Creativity and Agency

  • AI Cannot Be an Author: All journals agreed that an author must be a human being.
  • Lack of Agency: AI does not have the ability to act independently or be accountable.
  • AI in Images: Generally not permissible, especially in scientific contexts due to potential harm to scientific advancement.
  • Writing Assistant vs. Data Analysis: A nuanced difference exists between using AI as a writing tool and using it for data insights, which requires disclosure.

Moral Responsibility

  • Personal Accountability: Authors must be accountable for their content, hence AI cannot be an author.
  • Disclosure Requirement: Use of AI tools must be disclosed, with specifics on how and where it was used.
  • Publication Process: Different guidelines exist for authors, peer reviewers, and manuscript reviewers.
  • Confidentiality Concerns: Public AI tools like ChatGPT should not be used for peer review due to confidentiality and proprietary rights.

Legal Responsibility

  • Liability: Journals could be held liable for AI-generated content, so responsibility is shifted to the author.
  • Verification: Authors are responsible for verifying the accuracy of AI-generated content, including potential errors or plagiarism.
  • Ethical Breaches: Authors are liable for any breaches of publication ethics, even if AI tools were used.
  • Guidance from COPE: The Committee on Publication Ethics emphasizes authors' full responsibility for their manuscripts.
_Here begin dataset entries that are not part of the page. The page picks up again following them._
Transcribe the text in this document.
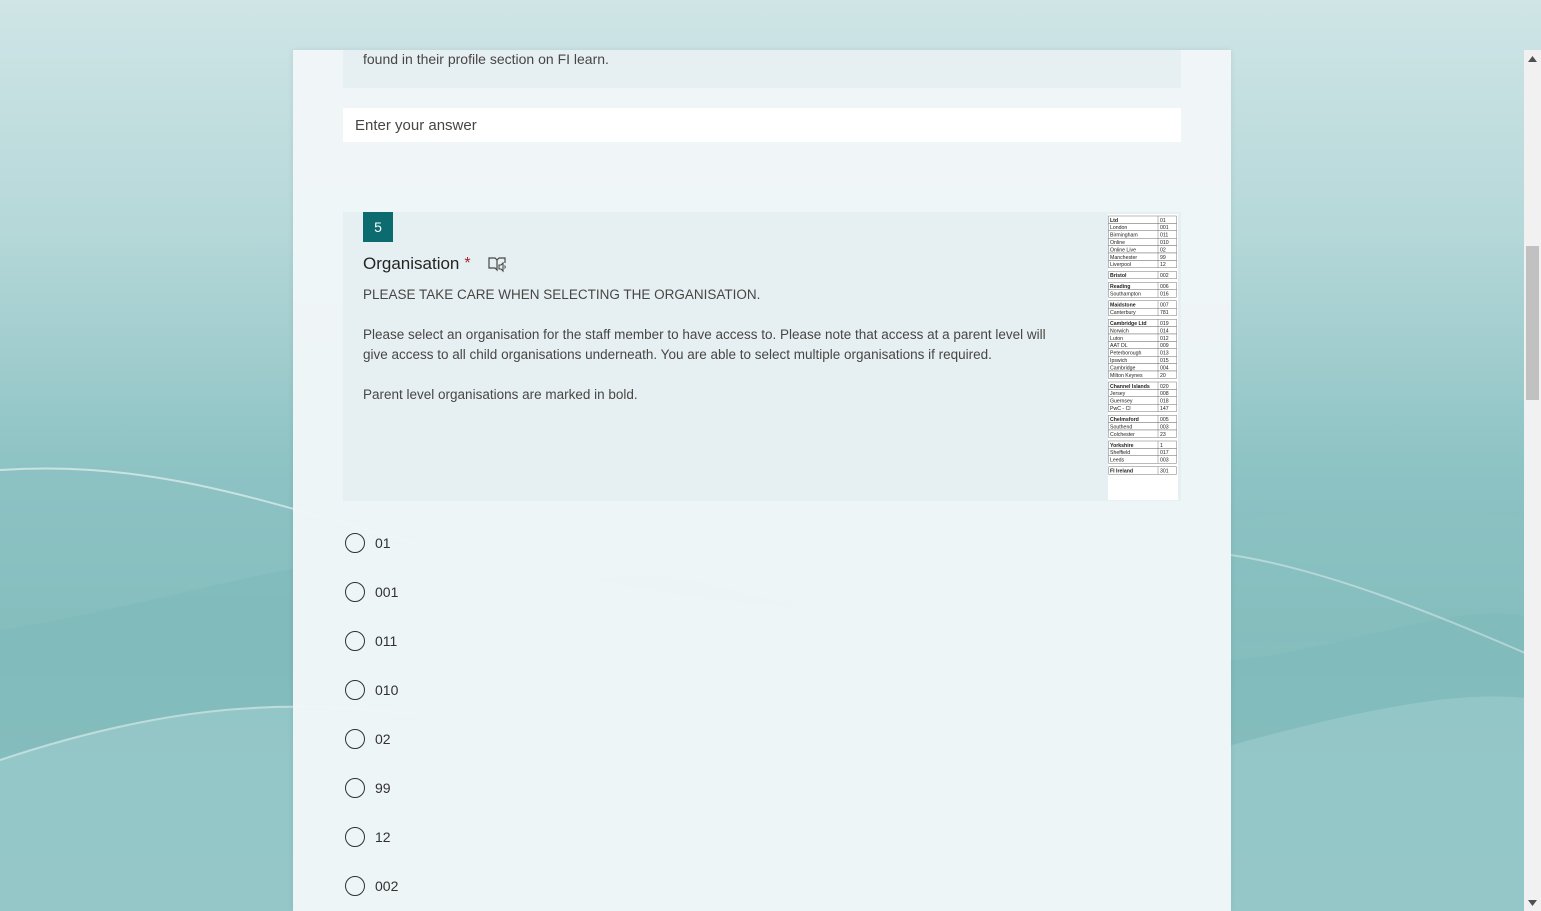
found in their profile section on FI learn.
Enter your answer
5
Organisation *

PLEASE TAKE CARE WHEN SELECTING THE ORGANISATION.

Please select an organisation for the staff member to have access to. Please note that access at a parent level will give access to all child organisations underneath. You are able to select multiple organisations if required.

Parent level organisations are marked in bold.

Ltd	01
London	001
Birmingham	011
Online	010
Online Live	02
Manchester	99
Liverpool	12
Bristol	002
Reading	006
Southampton	016
Maidstone	007
Canterbury	781
Cambridge Ltd	019
Norwich	014
Luton	012
AAT DL	009
Peterborough	013
Ipswich	015
Cambridge	004
Milton Keynes	20
Channel Islands 020
Jersey	008
Guernsey	018
PwC - CI	147
Chelmsford	005
Southend	003
Colchester	23
Yorkshire	1
Sheffield	017
Leeds	003
FI Ireland	301
01
001
011
010
02
99
12
002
Reconsidering the Role of AI in Creative Endeavors

Kear poses critical questions about how we should view AI in the context of creativity:

  • Should AI be considered an assistant or helper rather than a creator?
  • Can AI serve as a sounding board for ideas or help augment human creativity?
  • Where is the ethical line between presenting something as one's own idea versus a technology-created idea?
  • Given that AI responses are derivative, what is its usefulness in creative work?
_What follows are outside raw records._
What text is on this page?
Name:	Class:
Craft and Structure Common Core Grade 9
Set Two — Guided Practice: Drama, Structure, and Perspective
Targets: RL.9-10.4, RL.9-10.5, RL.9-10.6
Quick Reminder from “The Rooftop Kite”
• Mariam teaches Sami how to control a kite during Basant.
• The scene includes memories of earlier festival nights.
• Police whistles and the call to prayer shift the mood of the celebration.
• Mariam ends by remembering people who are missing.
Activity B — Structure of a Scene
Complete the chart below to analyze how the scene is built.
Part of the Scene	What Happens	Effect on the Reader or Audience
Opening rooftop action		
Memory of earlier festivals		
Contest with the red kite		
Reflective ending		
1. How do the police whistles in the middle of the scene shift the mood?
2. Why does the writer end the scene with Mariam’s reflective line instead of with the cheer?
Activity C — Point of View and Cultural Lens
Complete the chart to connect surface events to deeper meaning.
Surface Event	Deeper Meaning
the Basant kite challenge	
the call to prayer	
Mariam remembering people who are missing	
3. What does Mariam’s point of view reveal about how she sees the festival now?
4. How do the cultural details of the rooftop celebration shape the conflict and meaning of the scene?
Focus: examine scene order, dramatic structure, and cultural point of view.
Reflection on Automated Creativity

She references the 1982 World's Fair painting robot as an early example of automated creativity, noting that while simplistic compared to current AI, it prompts consideration of the evolving role of technology in authorship.

Further Considerations

Kear discusses additional points stemming from her findings and university discussions:

  • Changing Acceptance: The use of AI in writing may become more accepted over time, potentially becoming seamless and expected.
  • Reflecting Existing Challenges: AI often mirrors societal biases and existing challenges related to transparency, integrity, and accountability.
  • Core Principles: The fundamental principles of research and publishing should continue to guide the use of AI in authorship.

Question and Answer Session

To What Extent Do Humans Also Derive from Other Content?

Response: Kear acknowledges that humans are influenced by their environment and existing works. In academic writing, literature reviews are essential for building upon previous research, but authors strive to contribute something new to the conversation.

At What Point Is AI Used or Not Used?

Response: She differentiates between general writing tools (like Microsoft Editor or Grammarly) and generative AI tools. While tools like Microsoft Co-Pilot are still developing, she focuses on the implications of generative AI in authorship.

If a Student Uses an AI Tool to Fully Write a Paper, Who Is the Author?

Response: Kear advises against students using AI to write entire papers. Such papers may contain inaccuracies, lack depth, and could be easily identified by instructors. Students should be cautious about relying on AI for academic work.

Future Value of Writing in Editing vs. Writing Itself

Response: Currently, the value of generative AI lies in its ability to assist rather than replace human creativity. She mentions authors using AI tools based on their own work to aid in writing, but emphasizes that AI should complement, not replace, human authorship.

Conclusion

Kear concludes by emphasizing the importance of maintaining core principles in research and publishing as AI continues to evolve. Transparency, integrity, attribution, and accountability should guide any use of AI in authorship and creative endeavors.